Я стоял в стороне от себя и сделался только зрителем своей собственной жизни, какая стала протекать вне моих желаний и требований моей воли...
Удачи и неудачи не задевали меня, и я рассматривал их как нечто от меня независимое; мне казалось странным относиться к ним иначе, как с полным равнодушием... И, чем больше я всматривался в свою жизнь, тем яснее и отчетливее замечал заботы чьей-то Невидимой Руки, какая слагала мою жизнь точно по заранее намеченному Ею плану... Все раньше непонятное и необъяснимое, все эти отдельные, не связанные между собою факты, такие ненужные и болезненные, все, что причиняло мне так много горя и страданий, все это, рассматриваемое в общей цепи звеньев, приобретало не только глубокий смысл, но и получало свое объяснение и приводило к благу. И мне казалось, что, если бы я не противился этой воле, не настаивал бы на своей, то не было бы и горя, и страданий, источник которых вытекал из этого противления, из недоверия к Богу, из личной гордости и самоуверенности, из недостатка смирения... С того момента, когда, променяв блестящие стены Мариинского дворца на грязные чердаки и подвалы монастырских архивов, и приступил к "делу Св. Иоасафа", с этого момента вся последующая моя жизнь стала слагаться по плану, точно заранее намеченному Святителем Иоасафом... Все мои знакомства, все так называемые "связи", все, что сблизило меня с церковно-общественными кругами, примирило меня с собою, установило душевное равновесие, – все это дал мне Святитель Иоасаф.
Не Он ли, уже два раза приводивший меня к Царю, хотел довести теперь и до Царицы; а я упирался и отклонил настояния графа Ростовцова – вдруг пронеслось у меня в сознании... Может быть, я и в этот раз не распознал Его воли...
И эта мысль перепугала меня... И не с кем было поделиться... Вдруг раздался звонок... В надежде встретить протоиерея А.И. Маляревского, я выбежал в переднюю...
Навстречу шли мой сослуживец, помощник Статс-Секретаря А.И. Балабин, и кузен, барон Р.Ф. Бистром.
"Все Вы под небесами летаете, да по Царям ездите, – приветствовал меня барон, а нам даже не расскажете, где были и что видели"...
"Знаете ли, – ответил я, – сколько раз мне приходилось рассказывать о своей поездке... Счетом не менее двадцати раз, и в таком порядке.
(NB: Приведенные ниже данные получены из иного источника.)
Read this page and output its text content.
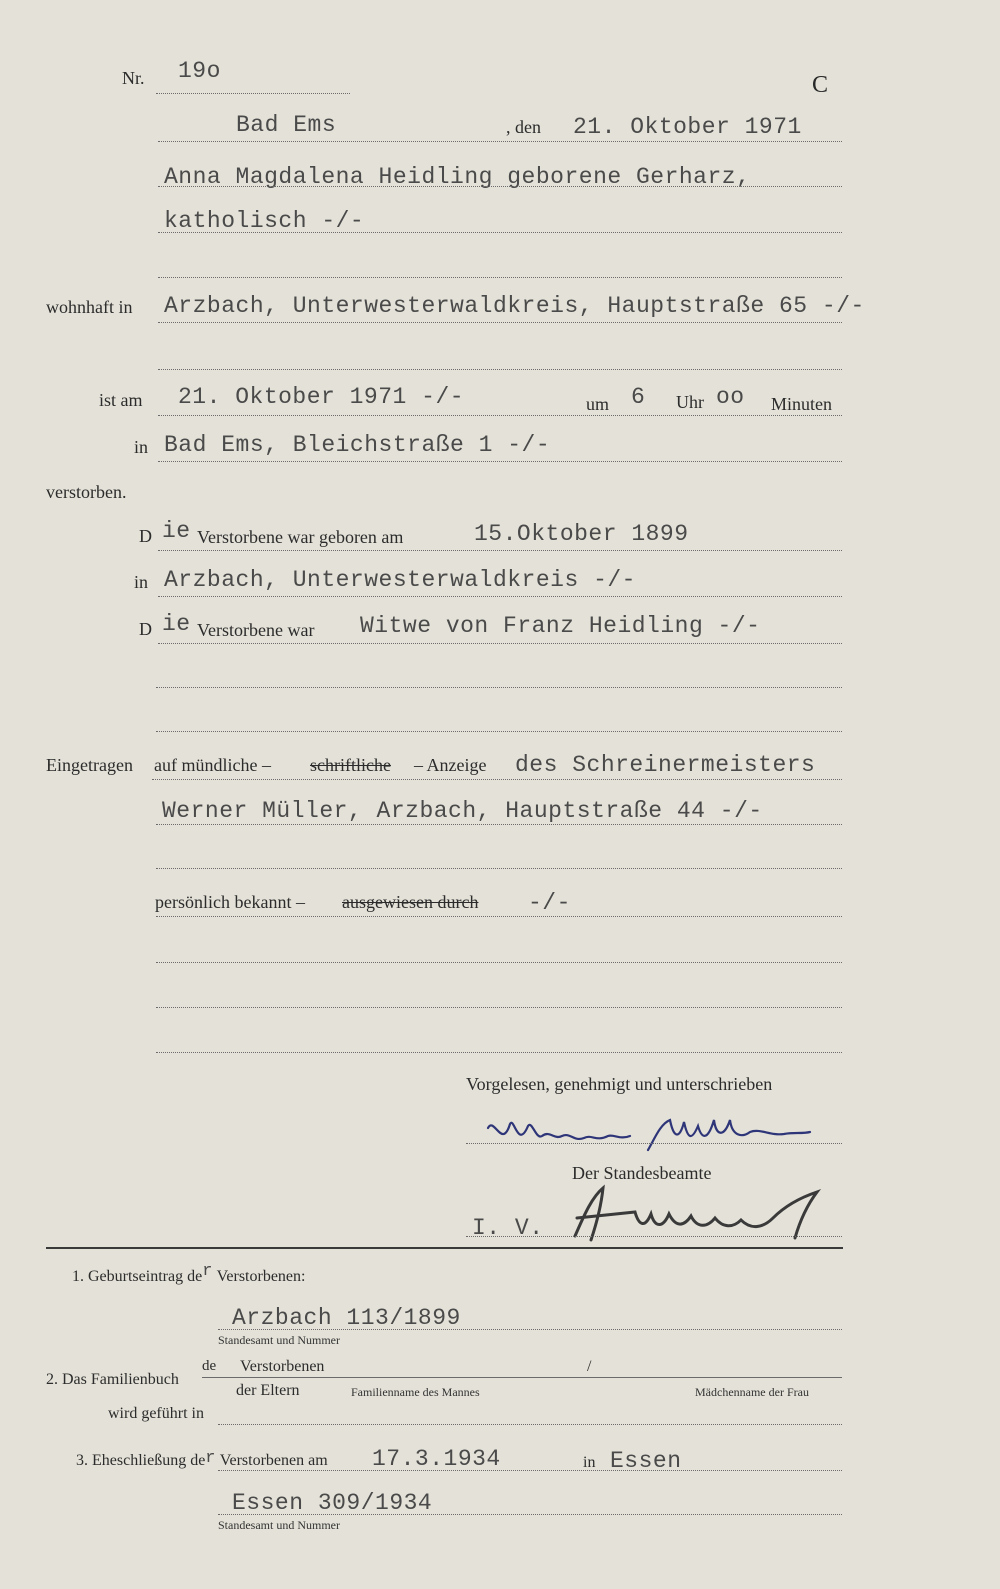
Nr. 19o
C
Bad Ems	, den 21. Oktober 1971
Anna Magdalena Heidling geborene Gerharz,
katholisch -/-
wohnhaft in Arzbach, Unterwesterwaldkreis, Hauptstraße 65 -/-
ist am 21. Oktober 1971 -/-	um 6 Uhr oo Minuten
in Bad Ems, Bleichstraße 1 -/-
verstorben.
D ie Verstorbene war geboren am	15.Oktober 1899
in Arzbach, Unterwesterwaldkreis -/-
D ie Verstorbene war Witwe von Franz Heidling -/-
Eingetragen auf mündliche – schriftliche – Anzeige des Schreinermeisters
Werner Müller, Arzbach, Hauptstraße 44 -/-
persönlich bekannt – ausgewiesen durch -/-
Vorgelesen, genehmigt und unterschrieben
Der Standesbeamte
I. V.
1. Geburtseintrag der Verstorbenen:
Arzbach 113/1899
Standesamt und Nummer
2. Das Familienbuch
de Verstorbenen	/
der Eltern	Familienname des Mannes	Mädchenname der Frau
wird geführt in
3. Eheschließung der Verstorbenen am 17.3.1934	in Essen
Essen 309/1934
Standesamt und Nummer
Сначала гофмейстерине Е.А. Нарышкиной, затем графу И.А. Апраксину, графу Я.И. Ростовцову, Обер-Прокурору Св. Синода А.Н. Волжину, сослуживцам по Государственной Канцелярии, и не всем сразу, а чуть ли не каждому в отдельности, епископу Белгородскому Никодиму, архиепископу Харьковскому Антонию, Харьковскому губернатору Н.Протасову, священнику А.Яковлеву, протопресвитеру Г.И. Шавельскому, архиепископу Могилевскому Константину, Государю Императору, епископу Варлааму Гомельскому, а сегодня опять другим товарищам по службе... Нет больше сил. Спросите кого-нибудь из этих лиц"...
"А мне и не рассказали", – рассмеялся барон...
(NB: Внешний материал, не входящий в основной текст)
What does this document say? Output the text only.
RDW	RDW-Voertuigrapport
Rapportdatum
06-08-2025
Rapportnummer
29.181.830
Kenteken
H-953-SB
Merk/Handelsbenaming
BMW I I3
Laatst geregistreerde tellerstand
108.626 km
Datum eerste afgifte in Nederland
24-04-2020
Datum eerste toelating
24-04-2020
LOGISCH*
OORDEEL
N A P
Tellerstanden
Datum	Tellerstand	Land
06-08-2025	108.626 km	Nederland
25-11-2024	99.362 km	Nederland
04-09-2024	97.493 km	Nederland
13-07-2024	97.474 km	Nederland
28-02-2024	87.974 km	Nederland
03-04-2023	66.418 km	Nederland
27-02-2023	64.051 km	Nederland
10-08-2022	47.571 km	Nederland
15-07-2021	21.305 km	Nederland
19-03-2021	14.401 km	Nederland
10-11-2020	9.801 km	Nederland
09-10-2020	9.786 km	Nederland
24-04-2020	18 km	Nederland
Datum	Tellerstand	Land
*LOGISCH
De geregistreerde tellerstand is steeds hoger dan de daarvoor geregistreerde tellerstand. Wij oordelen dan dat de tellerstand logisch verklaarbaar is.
"Не рассказал, ибо даже не предполагал, что Вы можете интересоваться церковными вопросами: наши интересы никогда не попадались друг другу навстречу"...
"Не скажите – я всегда интересовался "мистикою"...
В устах барона это было смешно: сказав это, он сам рассмеялся...
Неожиданный телефонный звонок прервал нашу беседу... Было 11 с половиной часов вечера; в этот поздний час я редко разговаривал по телефону. Я подошел к письменному столу и взял трубку.
"Не может быть!" – почти вскрикнул я от волнения...
"Что случилось? – в один голос спросили меня барон и А.И. Балабин, увидев полную растерянность на моем лице... – Пожар, убили кого-либо?.."
"Камергер Никитин сообщает от имени графа Ростовцова, что Императрица ожидает меня завтра в 12 часов и что я должен выехать в Царское Село с поездом, отходящим в 11 с половиной часов утра", – ответил я упавшим голосом...
"Вполне естественно, – ответил А.И. Балабин. – Вы были в Ставке по поручению Ея Величества, и понятно, что Императрица не удовлетворилась докладом графа Ростовцова, а желает расспросить Вас о подробностях"...
"Как ни упирайтесь, а теперь уже ехать нужно, – сказал барон, – по-моему, Вам не нужно было отклонять предложения графа Ростовцова, а следовало представиться Ея Величеству и перед отъездом в Ставку"...
"Я и сам нашел это нужным, но было уже поздно... Может быть, если бы я это сделал, то и миссия моя удалась бы больше"...
Гости стали прощаться, оставив меня в крайне угнетенном состоянии духа. Не то смущало меня, что злые языки будут по-своему объяснять Высочайшую аудиенцию у Императрицы, а смущали меня неизвестность, при каких обстоятельствах последовал мой вызов в Царское Село, невозможность предварительного свидания с графом Ростовцовым, обещавшим мне не настаивать на аудиенции; смущало то, что Императрица, к Которой я питал чувства благоговейного почитания, могла объяснить мое желание уклониться от аудиенции другими причинами и отнести меня к числу тех, кто не понимал Ее и осуждал, и избегал встречи с Нею...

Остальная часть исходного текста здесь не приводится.